Eval harness¶

The tako.eval package runs (orchestrator, dataset) pairs and emits a JSON report with pass-rate, total attempts, and p50/p95 latency.

Built-in synthetic dataset¶

A 10-task synthetic dataset (math + factual + code mix) ships in-tree to satisfy Phase 3's DoD ("Eval harness runs a 10-task synthetic benchmark and emits a JSON report"):

import asyncio
import tako
from tako.eval import Eval, load_synthetic

async def main():
    fake = tako.providers.Fake(canned_text="ok hello 42 paris earth 1969 def fn")
    orch = tako.SingleAgent(provider=fake)
    report = await Eval(orch=orch, dataset=load_synthetic(), k=1).run()
    print(report.model_dump_json(indent=2))

asyncio.run(main())

CLI¶

python -m tako.eval \
    --orch myproject.fixtures:my_orch \
    --dataset synthetic \
    --k 3 \
    --out report.json

--orch resolves a module:attr spec to a Python object that exposes .run(prompt) -> awaitable. --dataset accepts "synthetic" or a path to a JSONL file with {id, prompt, expected_substring|expected_regex, max_tokens} rows.

Custom datasets¶

from tako.eval import Eval, load_jsonl

dataset = load_jsonl("path/to/eval.jsonl")
report = await Eval(orch=my_orch, dataset=dataset, k=3, concurrency=8).run()

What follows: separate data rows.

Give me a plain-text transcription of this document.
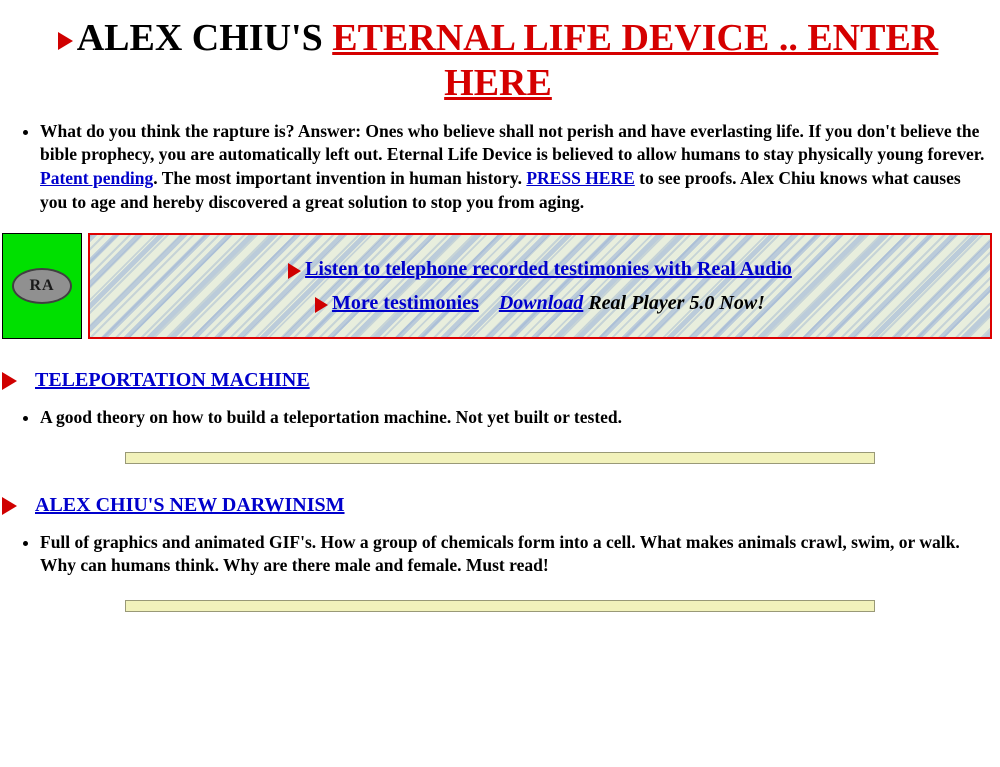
ALEX CHIU'S ETERNAL LIFE DEVICE .. ENTER HERE
• What do you think the rapture is? Answer: Ones who believe shall not perish and have everlasting life. If you don't believe the bible prophecy, you are automatically left out. Eternal Life Device is believed to allow humans to stay physically young forever. Patent pending. The most important invention in human history. PRESS HERE to see proofs. Alex Chiu knows what causes you to age and hereby discovered a great solution to stop you from aging.
RA
Listen to telephone recorded testimonies with Real Audio
More testimonies Download Real Player 5.0 Now!
TELEPORTATION MACHINE
• A good theory on how to build a teleportation machine. Not yet built or tested.
ALEX CHIU'S NEW DARWINISM
• Full of graphics and animated GIF's. How a group of chemicals form into a cell. What makes animals crawl, swim, or walk. Why can humans think. Why are there male and female. Must read!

Task requires either expected_substring or expected_regex. Both may be set; both must match.

External datasets¶

load_dataset("swe_bench_lite") and load_dataset("gpqa_diamond") raise NotImplementedError — Phase 4 work. No model weights or proprietary datasets are committed in-tree.

Report shape¶

class EvalReport(BaseModel):
    dataset: str
    orchestrator: str
    k: int
    tasks_run: int
    pass_rate: float
    p50_latency_ms: float
    p95_latency_ms: float
    total_attempts: int
    task_results: list[TaskResult]

Each TaskResult has task_id, attempts, passes, the per-attempt latencies, and an optional error field if the orchestrator raised.